The purely seasonal effect (Fig. 3a) shows a rapid increase of lightning probability in late spring but a more gradual tapering off in late summer and early fall, which was previously also found for a smaller region in the eastern Alps [27]. The peak, however, is less sinusoidal but more plateau-like, probably due to the larger region where different subdomains peak at different times (cf. Fig. 4).

Lightning probability also varies with elevation (Fig. 3b). [30] and [27] found an overall increase with elevation. This is due to thermally and mechanically forced lifting along higher topography [e.g. 12]. Daytime winds from the plains to the mountains [“Alpine pumping” 15, 16] lead to updrafts and additional amounts of moisture and heat that provide lifting and destabilization of the atmosphere conducive to the formation of convection [e.g. 8]. Valley and slope winds have similar effects on smaller scales. Mountains can also modify larger-scale flow to create favorable conditions for convection [e.g. 10]. Since both thermally and mechanically driven flows vary seasonally it is highly advantageous that the GAM method makes it possible to implement a seasonally varying elevation effect. It finds an increased probability in spring at elevations in lowlands and intra-Alpine valleys compared to higher elevations (above approx. 1200 m msl), which are still (partly) snow covered. This pattern reverses later and high elevations have a higher probability when the snow has melted. The most pronounced increase on the southern side of the Alps (vicinity of location I – Udine) with maxima in June and late August/early September is found at the very lowest elevations.

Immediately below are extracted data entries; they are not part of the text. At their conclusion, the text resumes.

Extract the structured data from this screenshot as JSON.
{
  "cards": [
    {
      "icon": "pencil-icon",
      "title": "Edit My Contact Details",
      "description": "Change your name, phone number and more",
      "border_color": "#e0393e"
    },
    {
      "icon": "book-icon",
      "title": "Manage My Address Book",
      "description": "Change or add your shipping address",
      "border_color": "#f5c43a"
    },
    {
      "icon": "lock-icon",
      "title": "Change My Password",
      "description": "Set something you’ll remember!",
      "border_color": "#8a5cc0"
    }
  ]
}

This regional hotspot was already known from earlier cell-count climatolgies [e.g. 7, 25, 31] and is possibly linked to the propagation and moisture transport of the daytime seabreeze front from the Adriatic Sea [14, 32]. With GAMs we could additionally identify how regional differences vary with season—in extension to [27]—when different elevations are already accounted for.

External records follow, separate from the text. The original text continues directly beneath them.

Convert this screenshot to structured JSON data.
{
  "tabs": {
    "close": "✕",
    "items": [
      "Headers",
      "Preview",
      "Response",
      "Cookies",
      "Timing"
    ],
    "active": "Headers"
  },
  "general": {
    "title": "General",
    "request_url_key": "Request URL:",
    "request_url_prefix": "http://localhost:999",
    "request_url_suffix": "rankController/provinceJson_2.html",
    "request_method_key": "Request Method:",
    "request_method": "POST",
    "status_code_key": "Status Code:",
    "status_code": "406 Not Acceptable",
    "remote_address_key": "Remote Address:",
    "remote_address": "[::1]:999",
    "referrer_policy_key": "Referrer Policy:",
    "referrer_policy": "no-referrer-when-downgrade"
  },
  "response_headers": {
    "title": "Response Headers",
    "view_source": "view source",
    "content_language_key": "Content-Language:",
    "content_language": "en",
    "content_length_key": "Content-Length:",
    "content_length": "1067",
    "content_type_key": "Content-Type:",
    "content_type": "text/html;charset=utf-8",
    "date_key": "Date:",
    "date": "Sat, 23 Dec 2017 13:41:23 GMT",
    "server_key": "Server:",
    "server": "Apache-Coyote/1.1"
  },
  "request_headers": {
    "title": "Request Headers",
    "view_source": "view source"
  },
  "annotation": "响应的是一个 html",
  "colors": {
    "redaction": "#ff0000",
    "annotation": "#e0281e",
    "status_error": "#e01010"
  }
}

The approach of using similar characteristics to compute high-resolution yet non-noisy lightning climatologies with GAMs pioneered by [27] can be expanded by including further characteristics beyond region, elevation and time of year. Snow cover could be explicitly included since it suppresses convection. In our analysis it is implicitly contained in the seasonally varying elevation effect where lightning season at the highest elevations with the longest snow cover duration has a delayed start. Further characteristics of earth’s surface such as slope angle and exposure, soil moisture, amount and type of vegetation cover, and land/water could be included as well as the presence of tall structures, which can trigger lightning [21]. The GAM approach can also use further additive terms with output from numerical weather prediction models in order to provide forecasts of the probability of thunderstorm occurrence [28].

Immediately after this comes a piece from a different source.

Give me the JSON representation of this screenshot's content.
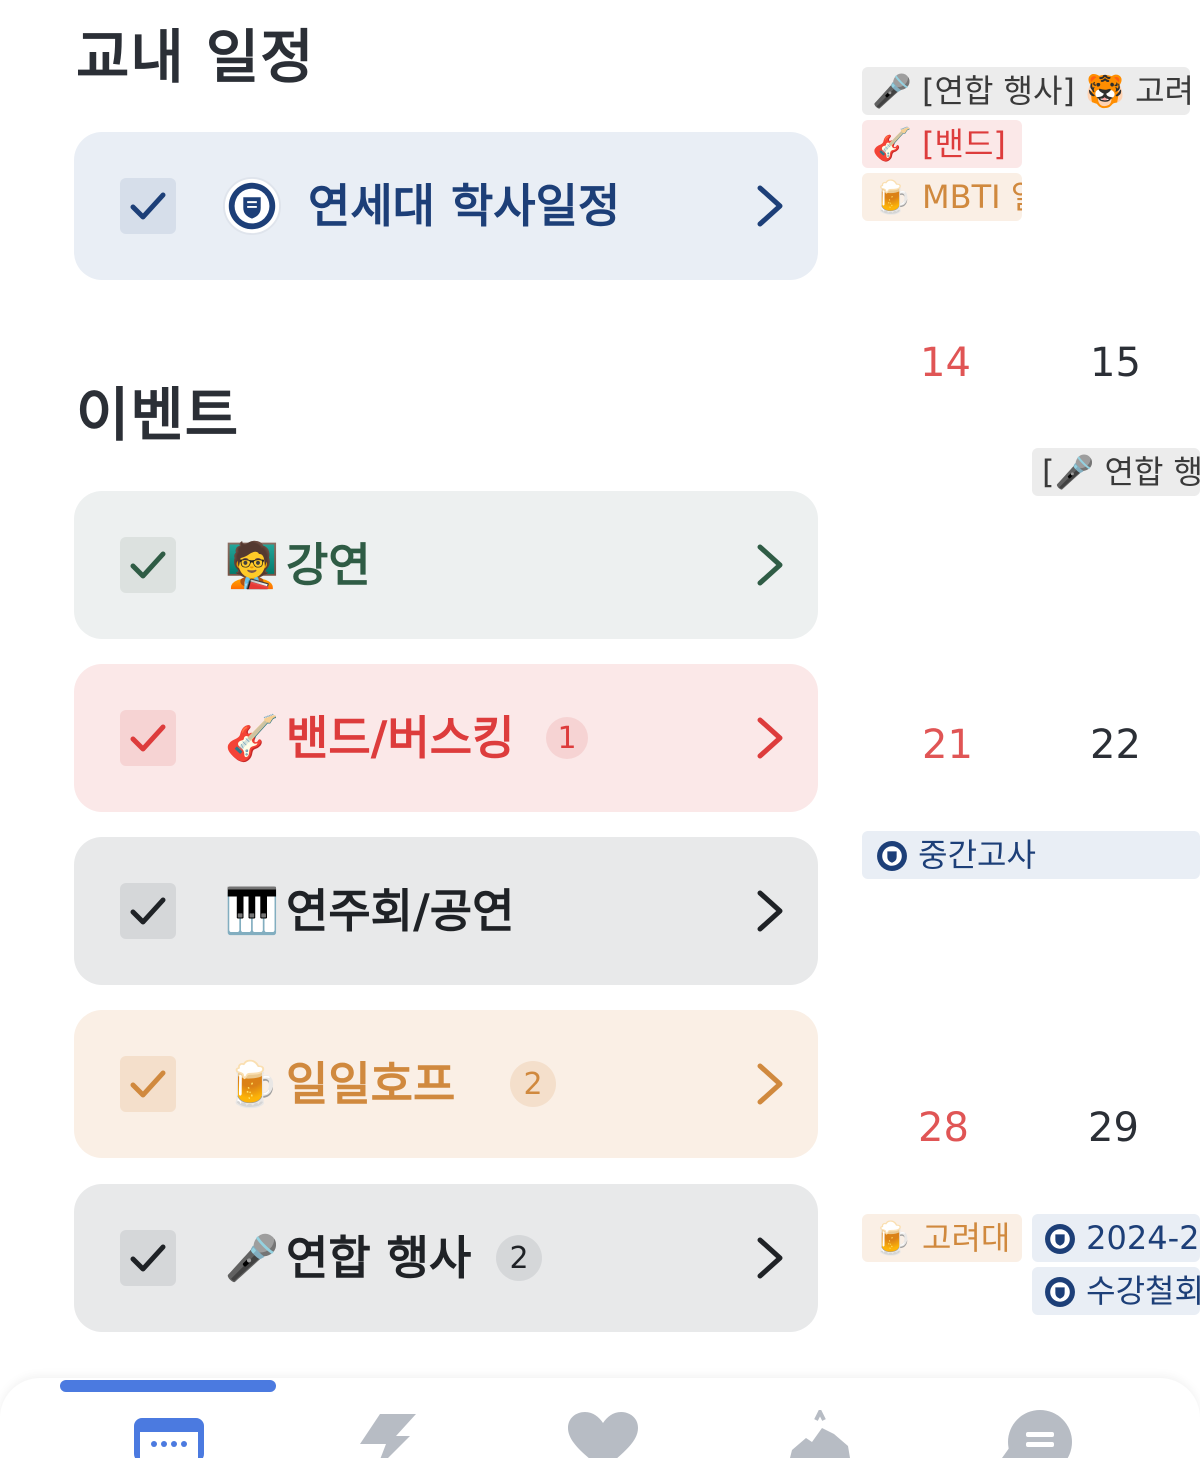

Our GAM models the probability whether lightning occurs on a given specific day of the season and location. These probabilities can be intuitively converted to expected number of thunderstorm days as shown by the alternative scales in Figs. 2 and 4. Flash densities could also be estimated with a GAM, though this would require a different set up: The ALDIS data have to be aggregated to counts of cloud-to-ground discharges in each cell. These counts would serve as target variable in the GAM and thus a parametric count data distribution has to be applied for the estimation. As several parametric count data distributions have been proposed, e.g. Poisson [27] or negative binomial [29], further reseach is needed to find the distribution that fits best the data on hand. Another challenge is handling the data size as the count data distributions require a different optimization approach for the class of distributional regression models [13].

The results in this study were achieved using R, a software environment for statistical computing and graphics. The add-on packages mgcv were used for building the statistical model.